The probability that Diana chose the correct answer for a question was three out of four.
The marks for grade A, grade B and grade C were 80, 72 and 64, respectively. After the
test, Diana was told by her tutor that she did not get grade A. Using normal
approximation of the binomial distribution, find the probability that she got grade C?

To find the probability that Diana got grade C, we need to use the normal approximation of the binomial distribution.

In Diana's case, she attempted 50 questions, and the probability of her choosing the correct answer for a question is given as three out of four.

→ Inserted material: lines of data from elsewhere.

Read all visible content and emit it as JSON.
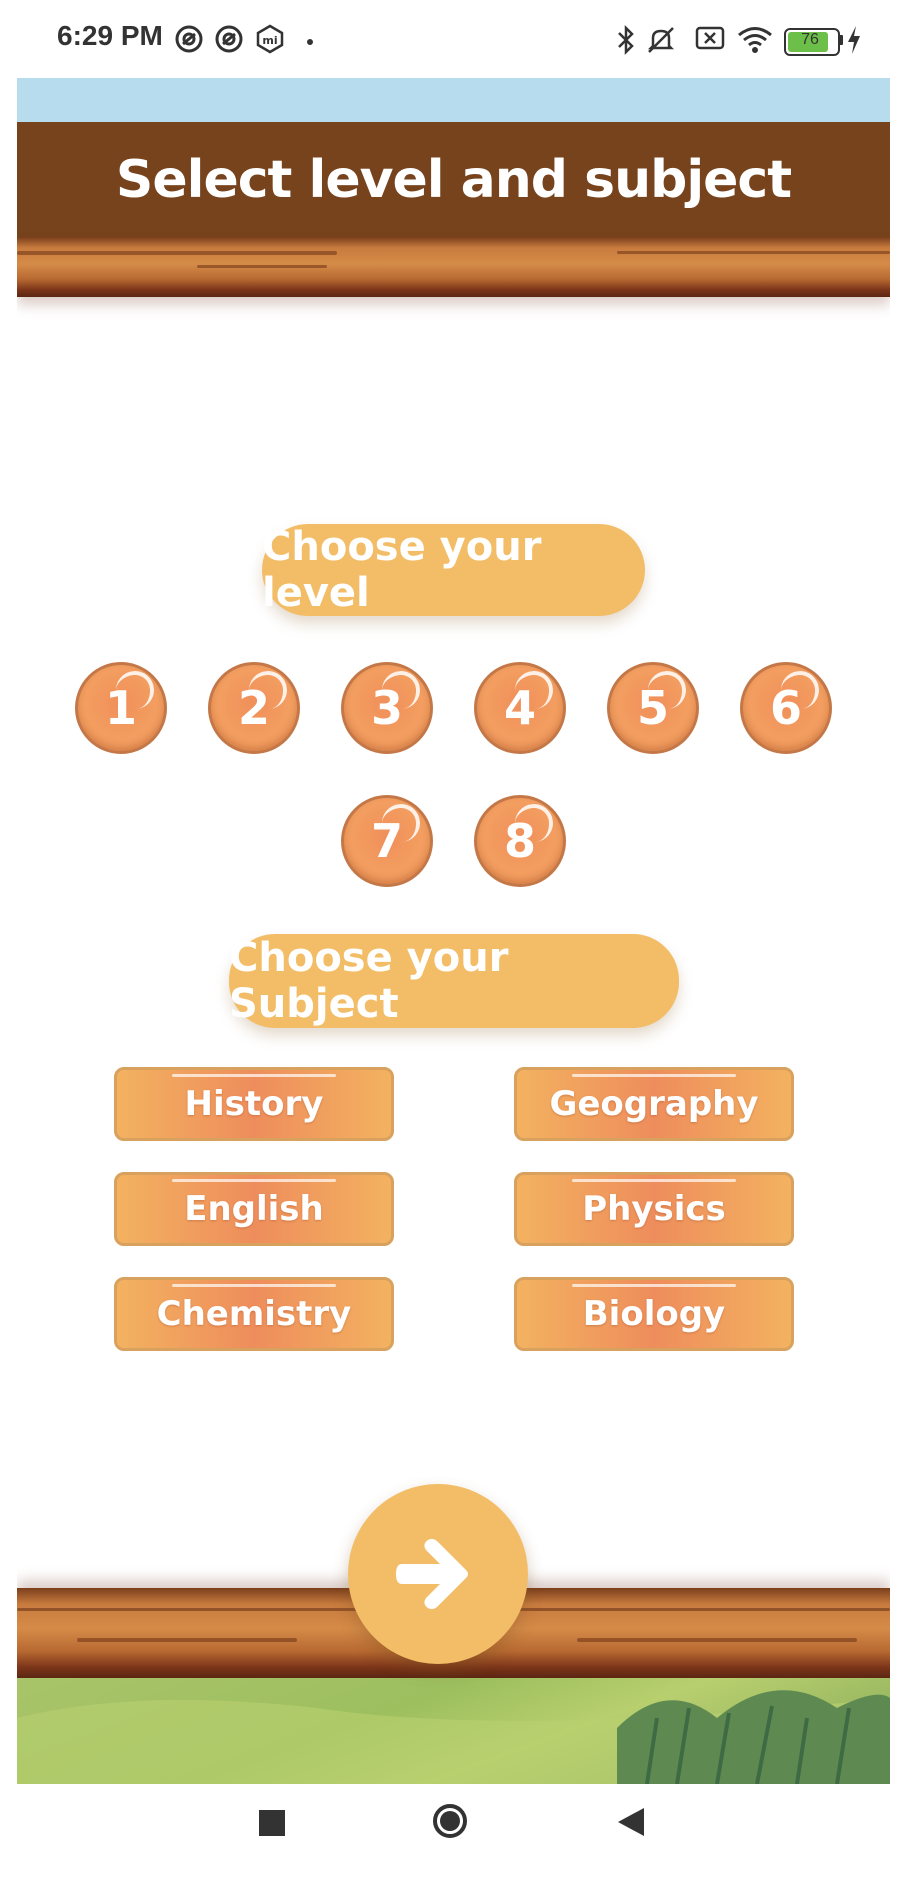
{
  "status_bar": {
    "time": "6:29 PM",
    "battery_level": "76"
  },
  "header": {
    "title": "Select level and subject"
  },
  "level_section": {
    "heading": "Choose your level",
    "levels": [
      "1",
      "2",
      "3",
      "4",
      "5",
      "6",
      "7",
      "8"
    ]
  },
  "subject_section": {
    "heading": "Choose your Subject",
    "subjects": [
      "History",
      "Geography",
      "English",
      "Physics",
      "Chemistry",
      "Biology"
    ]
  },
  "colors": {
    "header_brown": "#77431d",
    "accent_yellow": "#f2bd66",
    "level_orange": "#f39e60",
    "sky_blue": "#b6dcee"
  },
  "icons": {
    "next": "arrow-right-icon",
    "nav_recents": "square-icon",
    "nav_home": "circle-icon",
    "nav_back": "triangle-back-icon"
  }
}
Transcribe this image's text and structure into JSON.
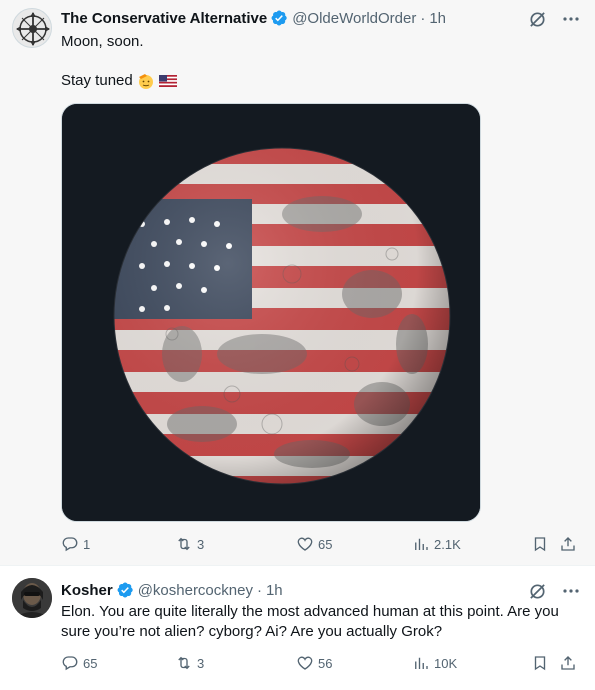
{
  "tweets": [
    {
      "display_name": "The Conservative Alternative",
      "handle": "@OldeWorldOrder",
      "separator": "·",
      "time": "1h",
      "text_line1": "Moon, soon.",
      "text_line2": "Stay tuned",
      "emojis": [
        "saluting-face",
        "us-flag"
      ],
      "stats": {
        "replies": "1",
        "reposts": "3",
        "likes": "65",
        "views": "2.1K"
      }
    },
    {
      "display_name": "Kosher",
      "handle": "@koshercockney",
      "separator": "·",
      "time": "1h",
      "text": "Elon. You are quite literally the most advanced human at this point. Are you sure you’re not alien? cyborg? Ai? Are you actually Grok?",
      "stats": {
        "replies": "65",
        "reposts": "3",
        "likes": "56",
        "views": "10K"
      }
    }
  ],
  "colors": {
    "verified": "#1d9bf0",
    "secondary_text": "#536471",
    "primary_text": "#0f1419"
  },
  "icons": [
    "verified-badge-icon",
    "grok-icon",
    "more-icon",
    "reply-icon",
    "repost-icon",
    "like-icon",
    "views-icon",
    "bookmark-icon",
    "share-icon"
  ]
}
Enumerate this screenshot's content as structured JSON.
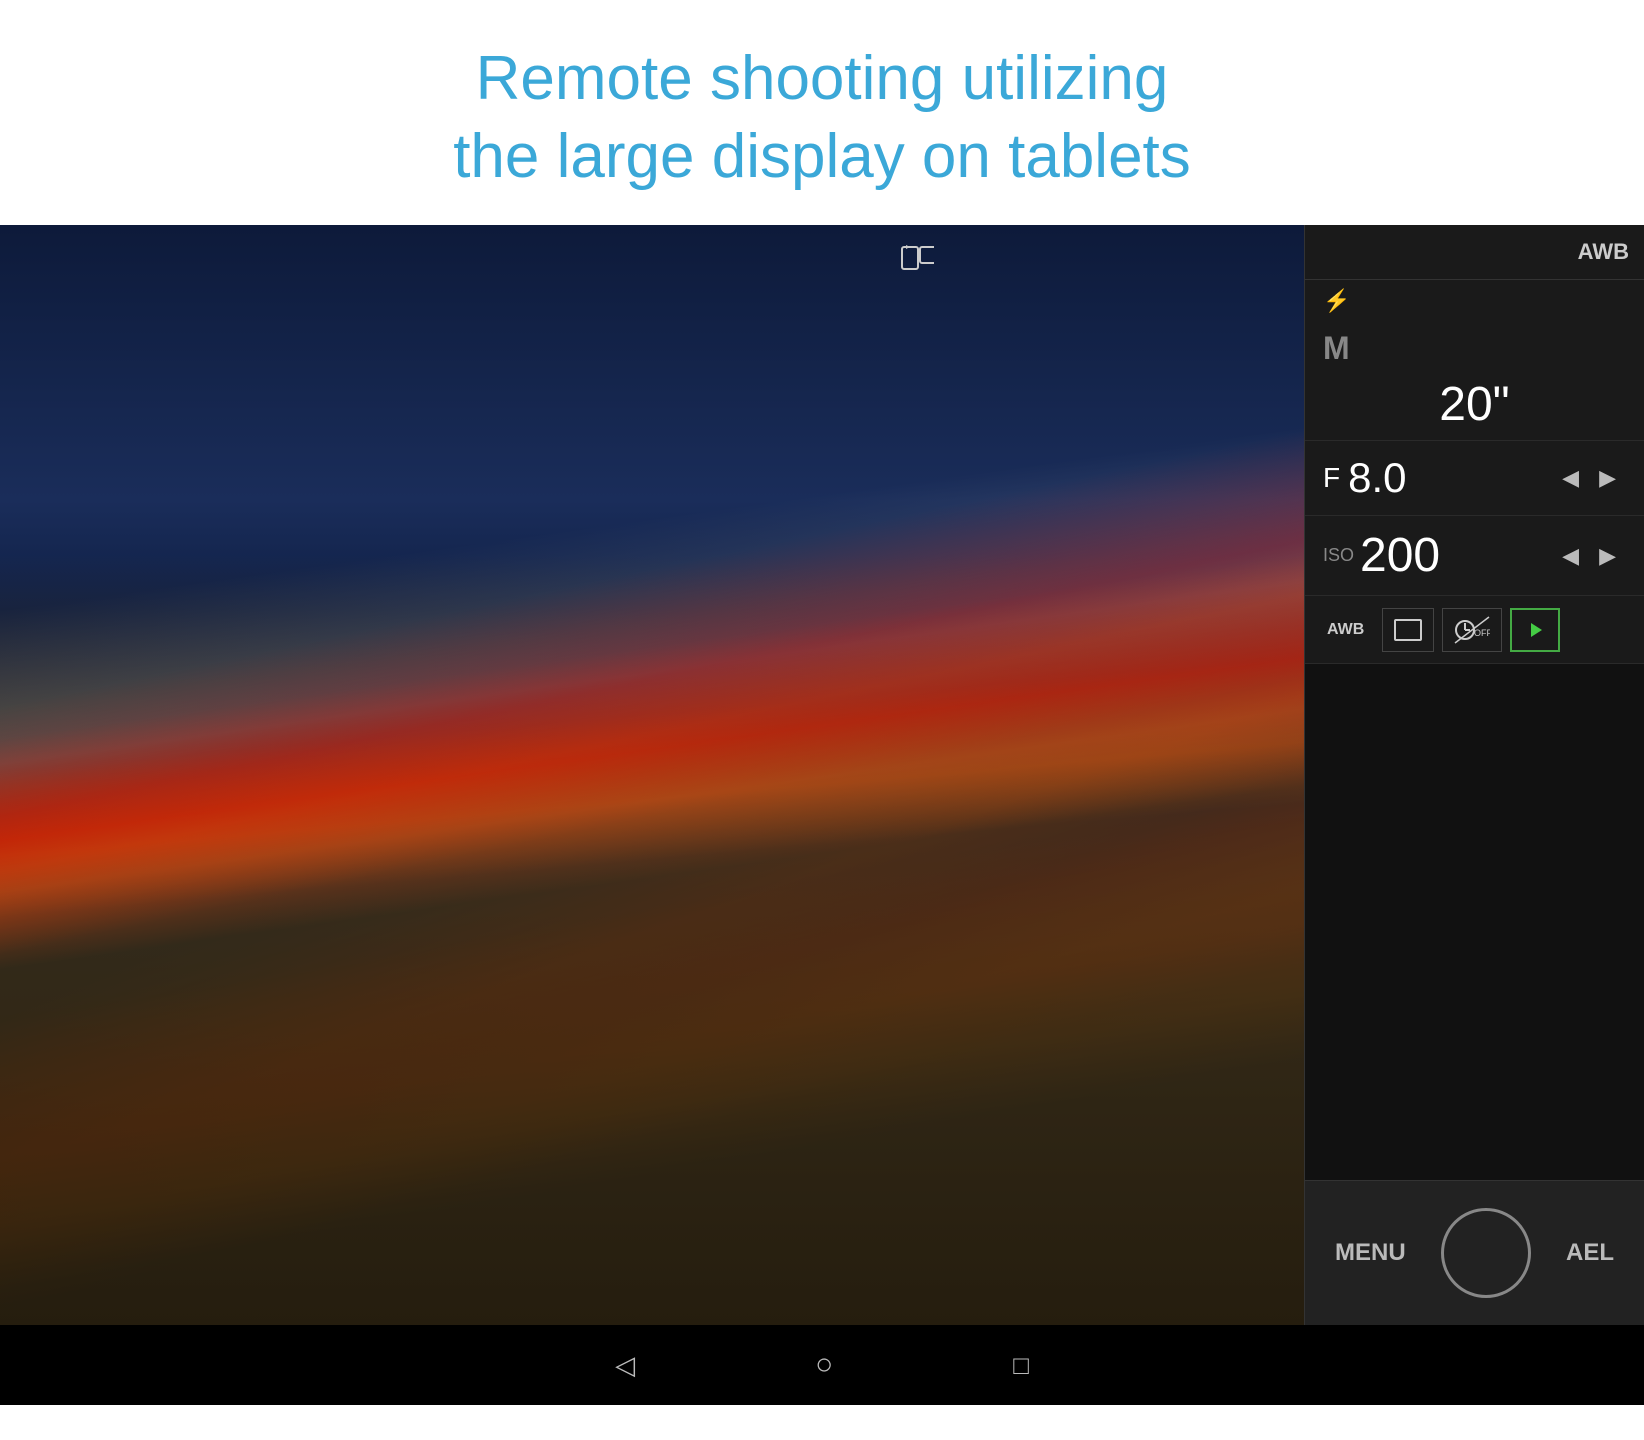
{
  "title": {
    "line1": "Remote shooting utilizing the large display on tablets",
    "line1a": "Remote shooting utilizing",
    "line1b": "the large display on tablets"
  },
  "controls": {
    "awb": "AWB",
    "flash_icon": "⚡",
    "mode": "M",
    "shutter_speed": "20\"",
    "fstop_label": "F",
    "fstop_value": "8.0",
    "iso_label": "ISO",
    "iso_value": "200",
    "arrow_left": "◀",
    "arrow_right": "▶",
    "awb_btn": "AWB",
    "rect_icon": "☐",
    "coff_label": "C̶OFF",
    "play_icon": "▶",
    "menu_label": "MENU",
    "ael_label": "AEL"
  },
  "nav": {
    "back_icon": "◁",
    "home_icon": "○",
    "recent_icon": "□"
  },
  "icons": {
    "rotate_portrait": "⟲",
    "rotate_landscape": "⟳"
  }
}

The mean, or the expected number of correct answers, can be calculated as the product of the number of questions and the probability of success. In this case, the mean is 50 * (3/4) = 37.5.

The variance of a binomial distribution is given by the product of the number of trials, the probability of success, and the probability of failure. In this case, the variance is 50 * (3/4) * (1/4) = 9.375.

Using normal approximation, we can use the mean and variance to calculate the z-score for Diana's score. The z-score is calculated as follows:

z = (x - mean) / sqrt(variance)

In this case, we want to find the probability of getting a grade C, which corresponds to a score of 64. Therefore, x = 64.

Substituting the known values into the formula, we get:

z = (64 - 37.5) / sqrt(9.375) = 26.5 / 3.06 ≈ 8.66

Next, we will use a standard normal distribution table or a calculator to find the probability associated with this z-score.

Since we are looking for the probability of getting grade C, which is less than 64, we will look up the cumulative probability to the left of 8.66.

Consulting the table or using a calculator, we find that the cumulative probability for a z-score of 8.66 is nearly 1.

Therefore, the probability that Diana got grade C is approximately 1 or 100%.